Targeting hepatocellular carcinoma with MAGE-A3-specific TCR-engineered T cells: A therapeutic approach.

[BACKGROUND AND AIMS] Hepatocellular carcinoma (HCC) exhibits limited therapeutic efficacy in current treatment strategies due to high recurrence rates and late-stage diagnosis. This study focuses on the tumor-specific antigen Melanoma-associated antigen A3 (MAGE-A3) to develop a human leukocyte antigen A2-restricted T-cell receptor-engineered T-cell (TCR-T) therapy, systematically evaluating its anti-HCC efficacy and underlying mechanisms.

[METHODS] MAGE-A3-specific TCR-T cells were engineered by introducing MAGE-A3-specific TCR genes into autologous T cells. Antigen expression and HLA-restricted T-cell recognition were validated, and antigen-specific cytotoxicity against HCC cell lines was assessed in vitro. Antitumor efficacy and safety were evaluated in subcutaneous xenograft models.

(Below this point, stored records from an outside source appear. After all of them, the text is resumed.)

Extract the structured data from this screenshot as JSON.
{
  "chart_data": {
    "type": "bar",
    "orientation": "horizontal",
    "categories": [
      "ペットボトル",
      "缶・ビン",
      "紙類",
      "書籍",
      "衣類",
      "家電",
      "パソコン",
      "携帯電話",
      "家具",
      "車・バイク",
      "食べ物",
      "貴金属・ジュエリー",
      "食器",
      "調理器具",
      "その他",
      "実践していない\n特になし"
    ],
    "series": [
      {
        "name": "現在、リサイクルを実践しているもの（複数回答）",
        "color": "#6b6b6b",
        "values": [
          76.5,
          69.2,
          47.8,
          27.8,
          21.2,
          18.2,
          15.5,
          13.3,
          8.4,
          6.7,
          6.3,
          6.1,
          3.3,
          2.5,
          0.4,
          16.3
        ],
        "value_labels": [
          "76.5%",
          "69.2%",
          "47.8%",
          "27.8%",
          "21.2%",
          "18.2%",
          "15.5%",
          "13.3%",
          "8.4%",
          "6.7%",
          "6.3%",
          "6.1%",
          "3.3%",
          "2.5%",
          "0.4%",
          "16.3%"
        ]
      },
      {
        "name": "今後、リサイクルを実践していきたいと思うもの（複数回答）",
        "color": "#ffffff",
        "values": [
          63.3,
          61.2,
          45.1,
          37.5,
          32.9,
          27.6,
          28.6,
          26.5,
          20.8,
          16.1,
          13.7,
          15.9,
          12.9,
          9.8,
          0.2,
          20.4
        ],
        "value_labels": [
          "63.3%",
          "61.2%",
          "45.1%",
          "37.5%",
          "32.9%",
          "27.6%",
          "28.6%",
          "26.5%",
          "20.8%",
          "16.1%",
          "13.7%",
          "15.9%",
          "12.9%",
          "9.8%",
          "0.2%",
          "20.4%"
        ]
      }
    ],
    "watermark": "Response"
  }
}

[RESULTS] Through The Cancer Genome Atlas (TCGA) data analysis and clinical specimen validation, we identified specific MAGE-A3 overexpression in HCC tissues, showing significant correlations with reduced overall survival (OS), disease-specific survival (DSS), and recurrence-free survival (RFS) in patients (P < 0.05). Engineered MAGE-A3 antigen-specific TCR-T cells demonstrated significant cytotoxicity and induced target cell apoptosis in in vitro co-culture models. Mechanistic investigations revealed that TCR-T cells regulated apoptotic pathways through dual mechanisms: downregulation of p-AKT phosphorylation levels and activation of cleaved Caspase-3. In subcutaneous xenograft models, TCR-T therapy effectively suppressed tumor progression without observed organ toxicity.

[CONCLUSION] This study provides the first evidence supporting MAGE-A3 as a viable target for TCR-T therapy in HCC, proposing a novel immunotherapeutic strategy for solid tumors.